Ate big dinner. Elegant surroundings but manners not so good as West Farm. Whittier broke wind twice. Both times loud. After repast Mrs. Whittier sang. Put on spectacles. Stood bright lamps on table. Sang of love. Shrill voice. Spectacles. Bright lamps made hostess seem old, pinched. After concert, writer said good night. Walked home. Found mother still in kitchen. Sewing by lamplight. Old now. Longing for Hamlet. “Did you have a nice time? Did you remember to use your napkin? Does your own home look ugly and dark? When I was a girl, I was younger than you, I went to visit my Brewster cousins in Newburyport. They had carriage horses, servants, a big house. When I came back to St. Botolphs my home looked ugly and dark. It made me thoughtful.”
Father-to-son talk four weeks later, at dark as customary. Clerks leaving. Fires dying. “Sit down, Leander, sit down,” he said. “I told you that if you trusted me and worked hard I’d treat you like a son, didn’t I? I never told that to anybody else. You know that, don’t you? You believe me, don’t you? Now I’m going to show you what I mean. Business practice is changing. I’m going to send a salesman on the road. I want you to be that salesman. I want you to go to New York for me, representing me. I want you to call on my customers, just as if you were my son. Take orders. Behave like a gentleman. When you go to New York I want you to realize what you’re doing. I want you to realize that J. B. Whittier is more than a business. I want you to think of the firm as if it was your mother; our mother. I want you to think of it as if this dear old lady needed money and you were going to New York to make some money for her. I want you to comport yourself and dress yourself and talk as if you were representing this dear old lady. When you order your meals and stay in a hotel I want you to spend your money as if you realized it all belonged to this little old lady.” Liberal display of the waterworks. We understood one another.

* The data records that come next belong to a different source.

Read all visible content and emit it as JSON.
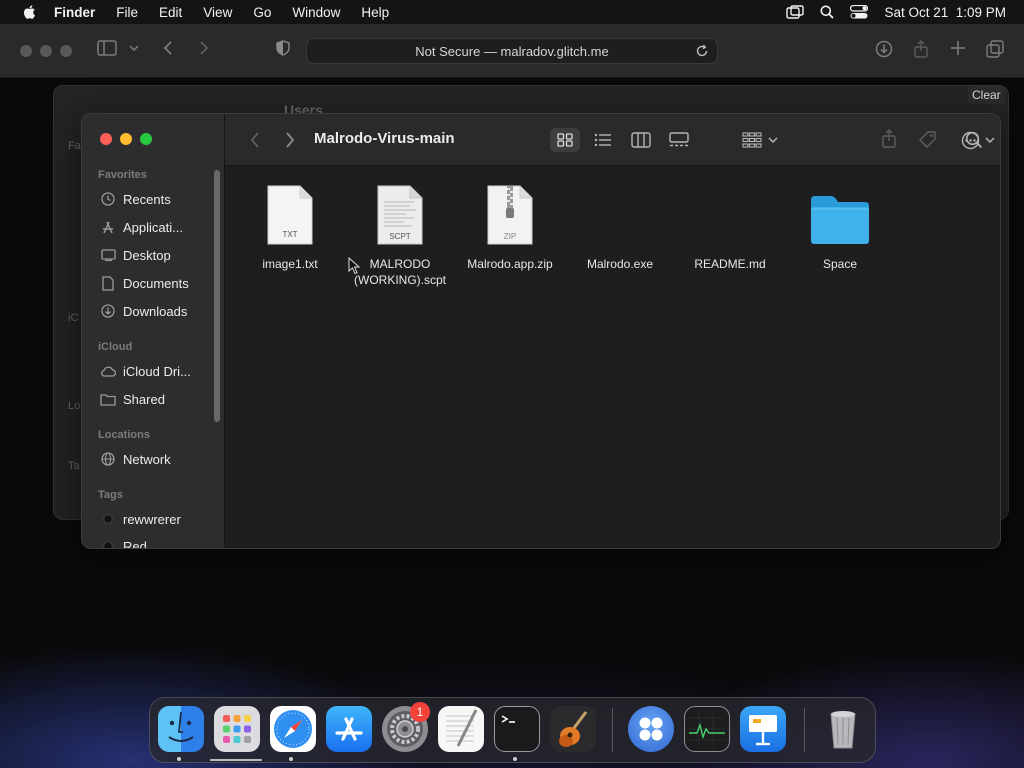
{
  "menubar": {
    "app_name": "Finder",
    "items": [
      "File",
      "Edit",
      "View",
      "Go",
      "Window",
      "Help"
    ],
    "datetime": "Sat Oct 21  1:09 PM"
  },
  "safari": {
    "address": "Not Secure — malradov.glitch.me",
    "clear_label": "Clear"
  },
  "background_window": {
    "title": "Users",
    "side_fragments": [
      "Fa",
      "iC",
      "Lo",
      "Ta"
    ]
  },
  "finder": {
    "title": "Malrodo-Virus-main",
    "sidebar": {
      "favorites_label": "Favorites",
      "favorites": [
        {
          "label": "Recents",
          "icon": "clock-icon"
        },
        {
          "label": "Applicati...",
          "icon": "applications-icon"
        },
        {
          "label": "Desktop",
          "icon": "desktop-icon"
        },
        {
          "label": "Documents",
          "icon": "document-icon"
        },
        {
          "label": "Downloads",
          "icon": "downloads-icon"
        }
      ],
      "icloud_label": "iCloud",
      "icloud": [
        {
          "label": "iCloud Dri...",
          "icon": "cloud-icon"
        },
        {
          "label": "Shared",
          "icon": "shared-folder-icon"
        }
      ],
      "locations_label": "Locations",
      "locations": [
        {
          "label": "Network",
          "icon": "globe-icon"
        }
      ],
      "tags_label": "Tags",
      "tags": [
        {
          "label": "rewwrerer",
          "color": "#111111"
        },
        {
          "label": "Red",
          "color": "#111111"
        }
      ]
    },
    "files": [
      {
        "name": "image1.txt",
        "kind": "TXT"
      },
      {
        "name": "MALRODO (WORKING).scpt",
        "kind": "SCPT"
      },
      {
        "name": "Malrodo.app.zip",
        "kind": "ZIP"
      },
      {
        "name": "Malrodo.exe",
        "kind": ""
      },
      {
        "name": "README.md",
        "kind": ""
      },
      {
        "name": "Space",
        "kind": "folder"
      }
    ]
  },
  "dock": {
    "apps": [
      "Finder",
      "Launchpad",
      "Safari",
      "App Store",
      "System Settings",
      "TextEdit",
      "Terminal",
      "GarageBand",
      "Widget App",
      "Activity Monitor",
      "Keynote",
      "Trash"
    ],
    "badge_count": "1"
  },
  "colors": {
    "accent": "#2f9cf0",
    "folder_blue": "#3fb2ec",
    "traffic_red": "#fe5f57",
    "traffic_yellow": "#febc2e",
    "traffic_green": "#28c840"
  }
}
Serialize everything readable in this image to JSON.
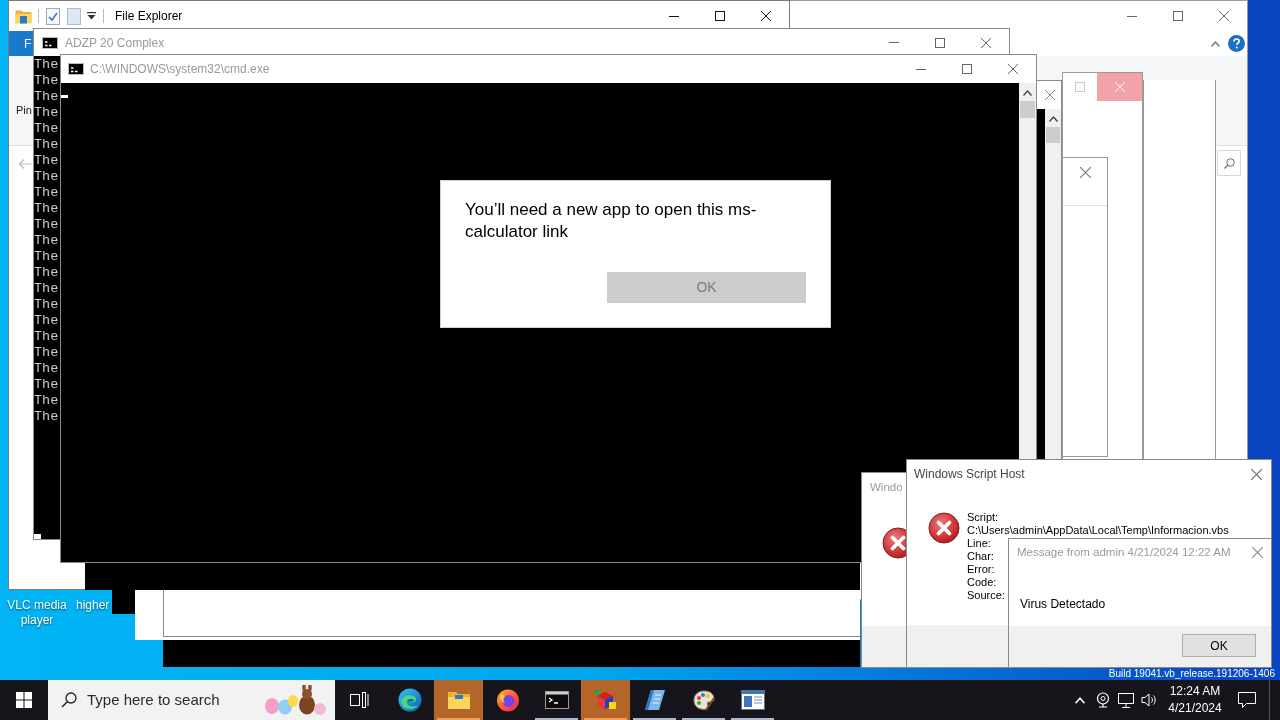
{
  "desktop": {
    "icons": [
      {
        "label": "VLC media player"
      },
      {
        "label": "higher"
      }
    ],
    "build_text": "Build 19041.vb_release.191206-1406"
  },
  "explorer_window": {
    "title": "File Explorer",
    "file_tab": "F",
    "ribbon_label": "Pin"
  },
  "console_window": {
    "title": "ADZP 20 Complex",
    "lines": [
      "The",
      "The",
      "The",
      "The",
      "The",
      "The",
      "The",
      "The",
      "The",
      "The",
      "The",
      "The",
      "The",
      "The",
      "The",
      "The",
      "The",
      "The",
      "The",
      "The",
      "The",
      "The",
      "The"
    ]
  },
  "cmd_window": {
    "title": "C:\\WINDOWS\\system32\\cmd.exe"
  },
  "app_dialog": {
    "message": "You’ll need a new app to open this ms-calculator link",
    "button": {
      "label": "OK",
      "disabled": true
    }
  },
  "error_dialog": {
    "title": "Windo"
  },
  "script_host_dialog": {
    "title": "Windows Script Host",
    "lines": [
      "Script:",
      "C:\\Users\\admin\\AppData\\Local\\Temp\\Informacion.vbs",
      "Line:",
      "Char:",
      "Error:",
      "Code:",
      "Source:"
    ]
  },
  "message_dialog": {
    "title": "Message from admin 4/21/2024 12:22 AM",
    "message": "Virus Detectado",
    "button": "OK"
  },
  "taskbar": {
    "search": {
      "placeholder": "Type here to search"
    },
    "apps": [
      {
        "running": false,
        "flashing": false
      },
      {
        "running": true,
        "flashing": true
      },
      {
        "running": false,
        "flashing": false
      },
      {
        "running": true,
        "flashing": false
      },
      {
        "running": true,
        "flashing": true
      },
      {
        "running": true,
        "flashing": false
      },
      {
        "running": true,
        "flashing": false
      },
      {
        "running": true,
        "flashing": false
      }
    ],
    "clock": {
      "time": "12:24 AM",
      "date": "4/21/2024"
    }
  }
}
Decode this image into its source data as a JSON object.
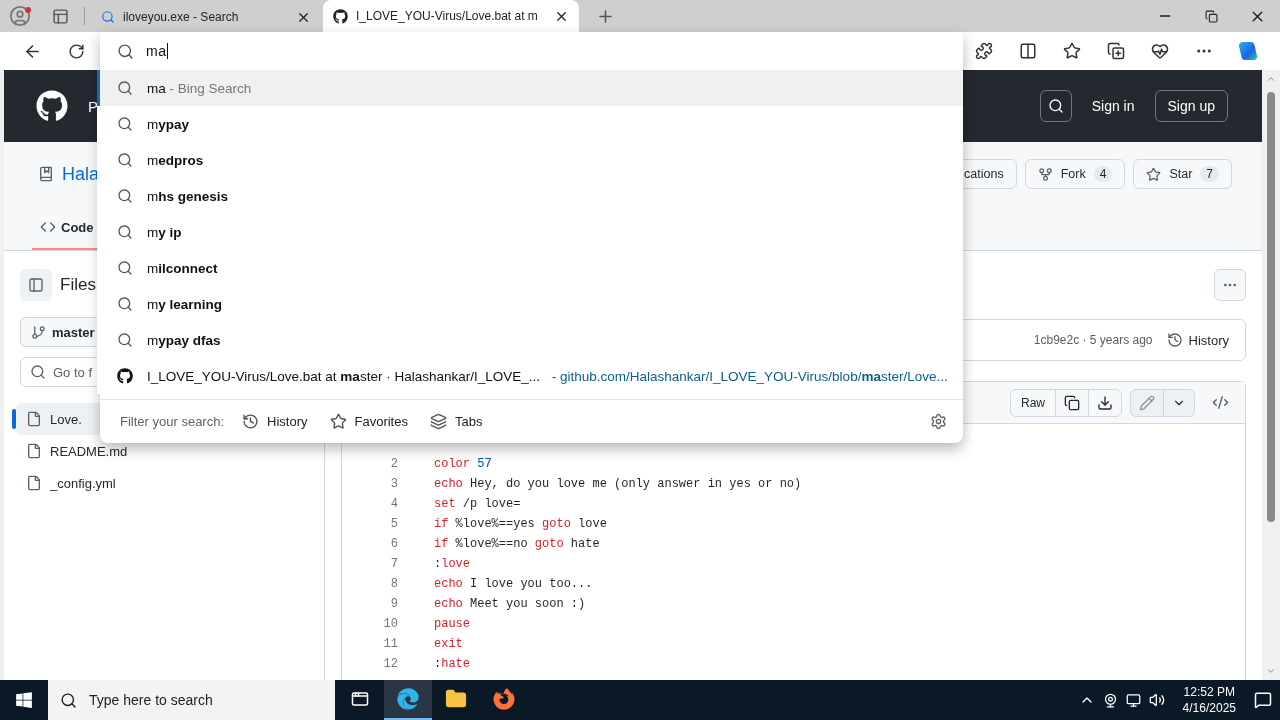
{
  "browser": {
    "tabs": [
      {
        "title": "iloveyou.exe - Search",
        "kind": "search",
        "selected": false
      },
      {
        "title": "I_LOVE_YOU-Virus/Love.bat at m",
        "kind": "github",
        "selected": true
      }
    ]
  },
  "omnibox": {
    "value": "ma",
    "suggestions": [
      {
        "kind": "search",
        "text": "ma",
        "hint": "- Bing Search",
        "selected": true
      },
      {
        "kind": "search",
        "text": "m**ypay**",
        "selected": false
      },
      {
        "kind": "search",
        "text": "m**edpros**",
        "selected": false
      },
      {
        "kind": "search",
        "text": "m**hs genesis**",
        "selected": false
      },
      {
        "kind": "search",
        "text": "m**y ip**",
        "selected": false
      },
      {
        "kind": "search",
        "text": "m**ilconnect**",
        "selected": false
      },
      {
        "kind": "search",
        "text": "m**y learning**",
        "selected": false
      },
      {
        "kind": "search",
        "text": "m**ypay dfas**",
        "selected": false
      },
      {
        "kind": "site",
        "text": "I_LOVE_YOU-Virus/Love.bat at **ma**ster · Halashankar/I_LOVE_...",
        "hint": "- github.com/Halashankar/I_LOVE_YOU-Virus/blob/**ma**ster/Love...",
        "selected": false
      }
    ],
    "filter": {
      "label": "Filter your search:",
      "options": [
        {
          "label": "History",
          "kind": "history"
        },
        {
          "label": "Favorites",
          "kind": "favorites"
        },
        {
          "label": "Tabs",
          "kind": "tabs"
        }
      ]
    }
  },
  "github": {
    "header": {
      "nav_cut": "P",
      "sign_in": "Sign in",
      "sign_up": "Sign up"
    },
    "repo": {
      "title_cut": "Hala",
      "notifications_cut": "cations",
      "fork": {
        "label": "Fork",
        "count": "4"
      },
      "star": {
        "label": "Star",
        "count": "7"
      },
      "tabs": [
        {
          "label": "Code",
          "selected": true
        }
      ]
    },
    "sidebar": {
      "title": "Files",
      "branch": "master",
      "search": {
        "placeholder": "Go to f"
      },
      "files": [
        {
          "name": "Love.",
          "selected": true
        },
        {
          "name": "README.md",
          "selected": false
        },
        {
          "name": "_config.yml",
          "selected": false
        }
      ]
    },
    "commit": {
      "meta": "1cb9e2c · 5 years ago",
      "history": "History"
    },
    "file": {
      "raw": "Raw",
      "lines": [
        {
          "number": "2",
          "tokens": [
            {
              "text": "color",
              "kind": "keyword"
            },
            {
              "text": " 57",
              "kind": "number"
            }
          ]
        },
        {
          "number": "3",
          "tokens": [
            {
              "text": "echo",
              "kind": "keyword"
            },
            {
              "text": " Hey, do you love me (only answer in yes or no)",
              "kind": "plain"
            }
          ]
        },
        {
          "number": "4",
          "tokens": [
            {
              "text": "set",
              "kind": "keyword"
            },
            {
              "text": " /p love=",
              "kind": "plain"
            }
          ]
        },
        {
          "number": "5",
          "tokens": [
            {
              "text": "if",
              "kind": "keyword"
            },
            {
              "text": " %love%==yes ",
              "kind": "plain"
            },
            {
              "text": "goto",
              "kind": "keyword"
            },
            {
              "text": " love",
              "kind": "plain"
            }
          ]
        },
        {
          "number": "6",
          "tokens": [
            {
              "text": "if",
              "kind": "keyword"
            },
            {
              "text": " %love%==no ",
              "kind": "plain"
            },
            {
              "text": "goto",
              "kind": "keyword"
            },
            {
              "text": " hate",
              "kind": "plain"
            }
          ]
        },
        {
          "number": "7",
          "tokens": [
            {
              "text": ":",
              "kind": "plain"
            },
            {
              "text": "love",
              "kind": "keyword"
            }
          ]
        },
        {
          "number": "8",
          "tokens": [
            {
              "text": "echo",
              "kind": "keyword"
            },
            {
              "text": " I love you too...",
              "kind": "plain"
            }
          ]
        },
        {
          "number": "9",
          "tokens": [
            {
              "text": "echo",
              "kind": "keyword"
            },
            {
              "text": " Meet you soon :)",
              "kind": "plain"
            }
          ]
        },
        {
          "number": "10",
          "tokens": [
            {
              "text": "pause",
              "kind": "keyword"
            }
          ]
        },
        {
          "number": "11",
          "tokens": [
            {
              "text": "exit",
              "kind": "keyword"
            }
          ]
        },
        {
          "number": "12",
          "tokens": [
            {
              "text": ":",
              "kind": "plain"
            },
            {
              "text": "hate",
              "kind": "keyword"
            }
          ]
        }
      ]
    }
  },
  "taskbar": {
    "search_placeholder": "Type here to search",
    "apps": [
      {
        "kind": "edge",
        "active": true
      },
      {
        "kind": "explorer",
        "active": false
      },
      {
        "kind": "firefox",
        "active": false
      }
    ],
    "time": "12:52 PM",
    "date": "4/16/2025"
  }
}
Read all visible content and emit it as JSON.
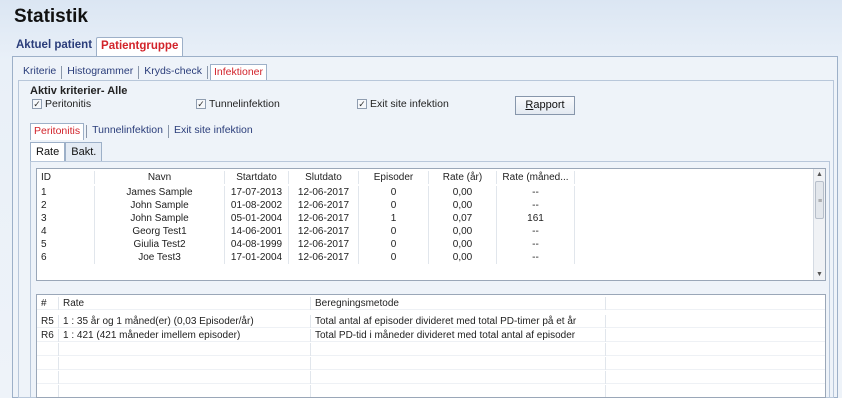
{
  "page": {
    "title": "Statistik"
  },
  "outer_tabs": [
    {
      "label": "Aktuel patient",
      "active": false
    },
    {
      "label": "Patientgruppe",
      "active": true
    }
  ],
  "sub_tabs": [
    {
      "label": "Kriterie",
      "active": false
    },
    {
      "label": "Histogrammer",
      "active": false
    },
    {
      "label": "Kryds-check",
      "active": false
    },
    {
      "label": "Infektioner",
      "active": true
    }
  ],
  "criteria": {
    "label": "Aktiv kriterier- Alle",
    "checkboxes": [
      {
        "label": "Peritonitis",
        "checked": true
      },
      {
        "label": "Tunnelinfektion",
        "checked": true
      },
      {
        "label": "Exit site infektion",
        "checked": true
      }
    ],
    "report_button": {
      "mnemonic": "R",
      "rest": "apport"
    }
  },
  "disease_tabs": [
    {
      "label": "Peritonitis",
      "active": true
    },
    {
      "label": "Tunnelinfektion",
      "active": false
    },
    {
      "label": "Exit site infektion",
      "active": false
    }
  ],
  "rate_tabs": [
    {
      "label": "Rate",
      "active": true
    },
    {
      "label": "Bakt.",
      "active": false
    }
  ],
  "patients_table": {
    "columns": [
      "ID",
      "Navn",
      "Startdato",
      "Slutdato",
      "Episoder",
      "Rate (år)",
      "Rate (måned..."
    ],
    "rows": [
      [
        "1",
        "James Sample",
        "17-07-2013",
        "12-06-2017",
        "0",
        "0,00",
        "--"
      ],
      [
        "2",
        "John Sample",
        "01-08-2002",
        "12-06-2017",
        "0",
        "0,00",
        "--"
      ],
      [
        "3",
        "John Sample",
        "05-01-2004",
        "12-06-2017",
        "1",
        "0,07",
        "161"
      ],
      [
        "4",
        "Georg Test1",
        "14-06-2001",
        "12-06-2017",
        "0",
        "0,00",
        "--"
      ],
      [
        "5",
        "Giulia Test2",
        "04-08-1999",
        "12-06-2017",
        "0",
        "0,00",
        "--"
      ],
      [
        "6",
        "Joe Test3",
        "17-01-2004",
        "12-06-2017",
        "0",
        "0,00",
        "--"
      ]
    ]
  },
  "rates_table": {
    "columns": [
      "#",
      "Rate",
      "Beregningsmetode"
    ],
    "rows": [
      [
        "R5",
        "1 : 35 år og 1 måned(er) (0,03 Episoder/år)",
        "Total antal af episoder divideret med total PD-timer på et år"
      ],
      [
        "R6",
        "1 : 421 (421 måneder imellem episoder)",
        "Total PD-tid i måneder divideret med total antal af episoder"
      ]
    ]
  },
  "scrollbar": {
    "up": "▲",
    "down": "▼",
    "grip": "≡"
  },
  "check_glyph": "✓"
}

Sing of the night boats. All that writer knows. Fall River, Bangor, Portland, Cape May, Baltimore, Lake Erie, Lake Huron, Saint Louis, Memphis, New Orleans. Floating palaces. Corn-husk mattresses. Music over water. One-night card games, one-night friendships, one-night girls. All gone with dawn’s early light. First passage calm. Ocean like glass. Many lights glittering on water. Sparse lights on shore line. People watching palace drift by from porches, lawns, bridges, cupolas. Set their clocks by her. Shared cabin with stranger. Put watch, cash and checks in sock, put sock on foot. Slept on corn-husk mattress yearning for night-boat nymphs. Going to big city to make fortune for little old lady. J. B. Whittier & Co.
Checked in at Hoffman House as ordered. First customer gave order for eight hundred dollars. Second customer slightly higher. Sold five thousand dollars in three days. Wired for confirmation on last orders. Slept every night with watch, cash, etc., in sock. Returned on train, tired but happy. Went straight to office. J. B. waiting. Fell on writer’s neck. Return of prodigal. Conquering hero. Took favorite son to Parker House for dinner. Whisky, wine, fish, flesh and fowl. Later to Chardon Street fancy house. Second visit. First time with Jim Graves. Died in St. Botolphs as stated above. Baptists still singing. “Lead, Kindly Light.” Appeared to be favorite hymn.